Marcellus “Khaliifah” Williams, 55, was killed by lethal injection, ending a legal battle that has sparked widespread outrage as the office that originally tried the case suggested he was wrongfully convicted.
In an extraordinary move condemned by civil rights advocates and lawmakers across the US, Missouri’s Republican attorney general, Andrew Bailey, pushed forward with the execution against the wishes of the St Louis county prosecuting attorney’s office.
Williams was convicted of the 1998 killing of Lisha Gayle, a social worker and former St Louis Post-Dispatch reporter. He was accused of breaking into Gayle’s home, stabbing her to death and stealing several of her belongings.
But no forensic evidence linked Williams to the murder weapon or crime scene, and as local prosecutors have renounced his conviction, the victim’s family and several trial jurors also said they opposed his execution.
“We must all question any system that would allow this to occur. The execution of an innocent person is the most extreme manifestation of Missouri’s obsession with ‘finality’ over truth, justice, and humanity, at any cost,” Tricia Rojo Bushnell, Williams’s attorney, said in a statement just before the execution. “Tonight, we all bear witness to Missouri’s grotesque exercise of state power. Let it not be in vain. This should never happen, and we must not let it continue.”
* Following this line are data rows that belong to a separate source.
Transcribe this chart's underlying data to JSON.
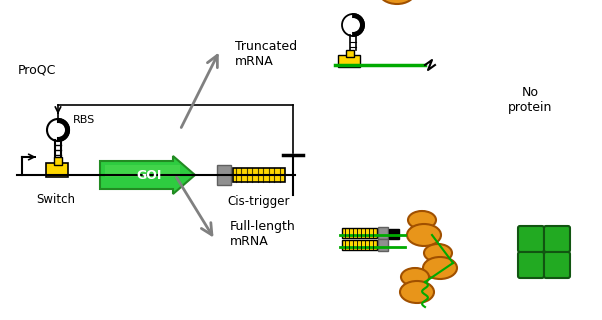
{
  "bg_color": "#ffffff",
  "yellow": "#FFD700",
  "green_dark": "#228B22",
  "green_light": "#32CD32",
  "green_mRNA": "#00AA00",
  "orange": "#E8951A",
  "gray": "#909090",
  "red": "#CC0000",
  "black": "#000000",
  "text_proqc": "ProQC",
  "text_rbs": "RBS",
  "text_goi": "GOI",
  "text_switch": "Switch",
  "text_cistrigger": "Cis-trigger",
  "text_truncated": "Truncated\nmRNA",
  "text_fulllength": "Full-length\nmRNA",
  "text_noprotein": "No\nprotein"
}
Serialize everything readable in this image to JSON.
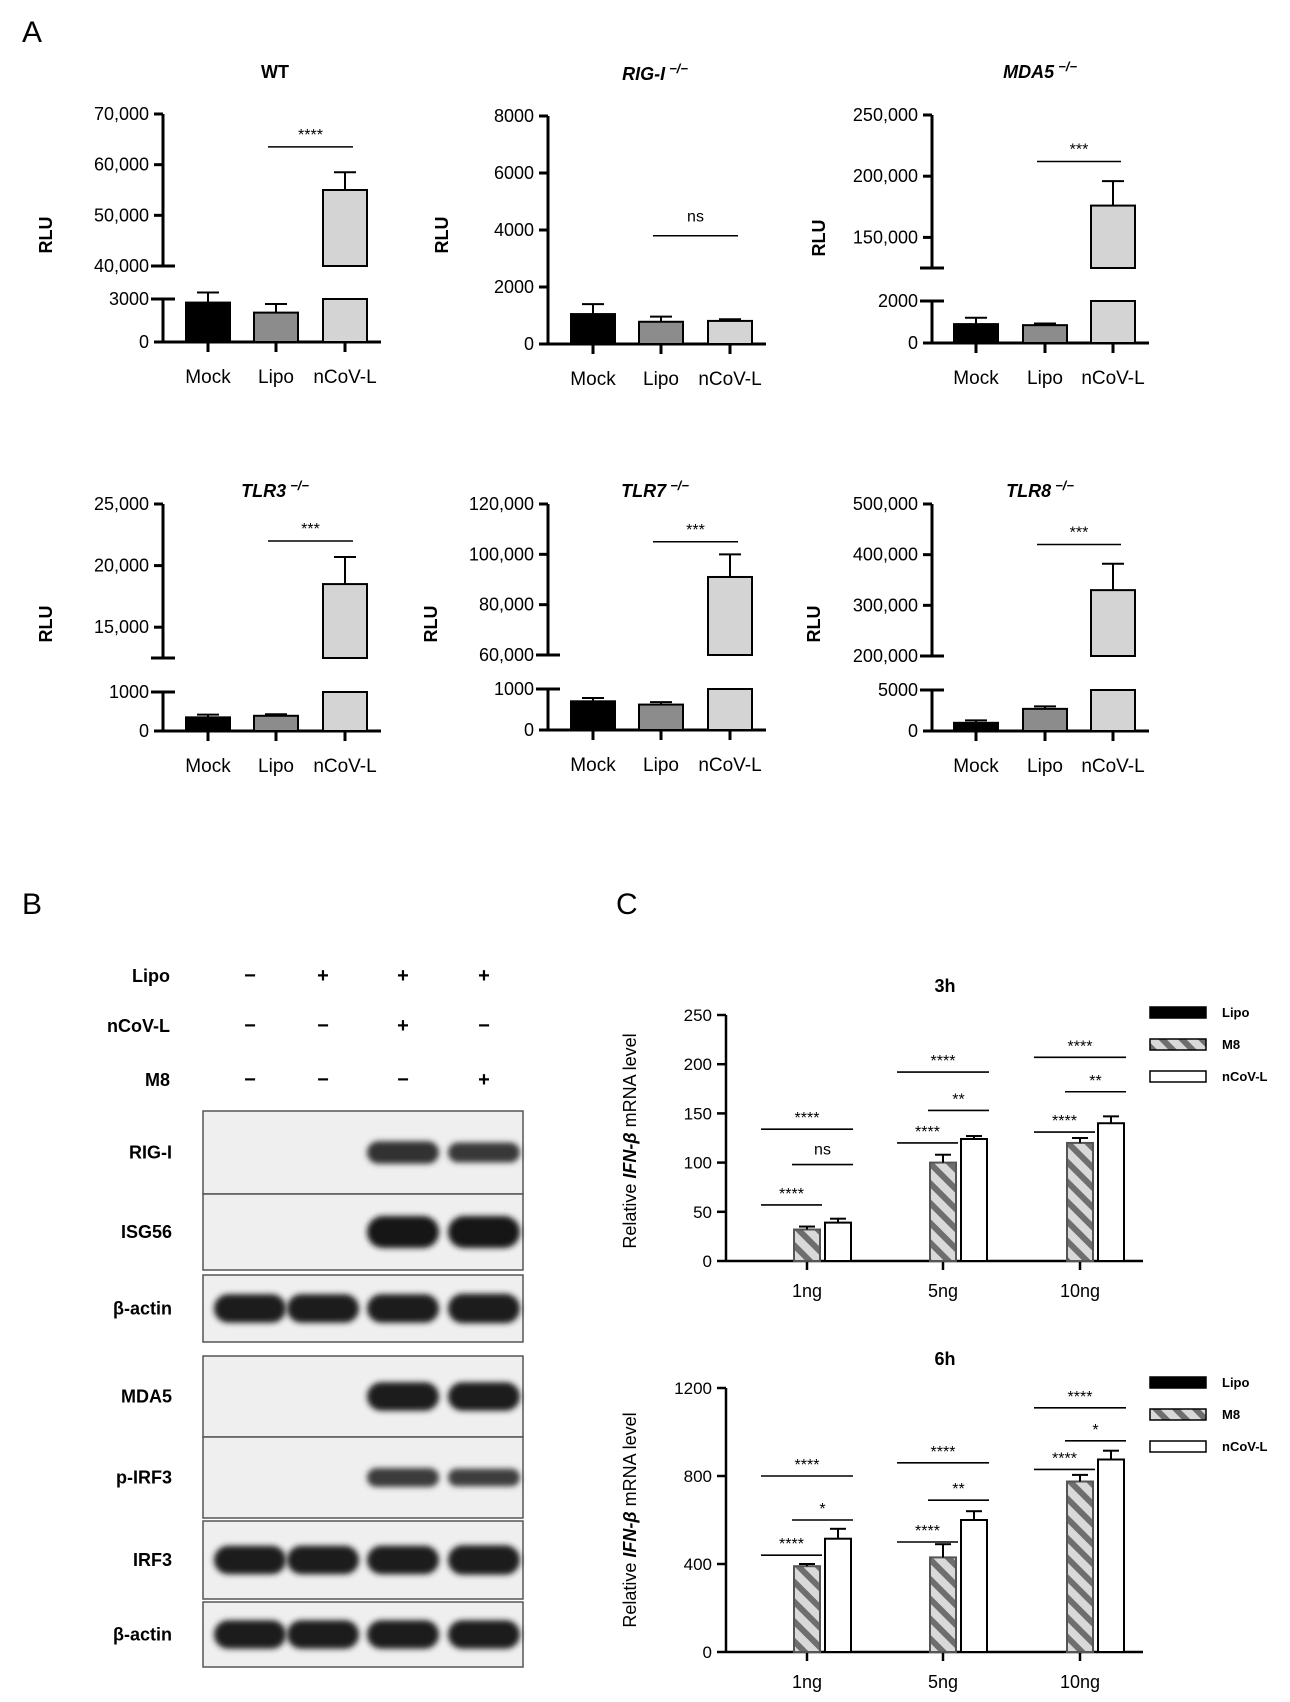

Williams, who served as the imam in his prison and dedicated his time to poetry, twice had his execution halted at the last minute. He was days away from execution in January 2015 when the Missouri state supreme court granted his attorneys more time for DNA testing. In August 2017, Eric Greitens, the Republican governor at the time, granted a reprieve hours before the scheduled execution, citing DNA testing on the knife, which showed no trace of Williams’s DNA.
Greitens set up a panel to review the case but when Mike Parson, the current Republican governor, took over, he disbanded that board and pushed for the execution to proceed.
In January, Wesley Bell, the Democratic prosecuting attorney in St Louis who has championed criminal justice reforms, filed a motion to overturn Williams’s conviction.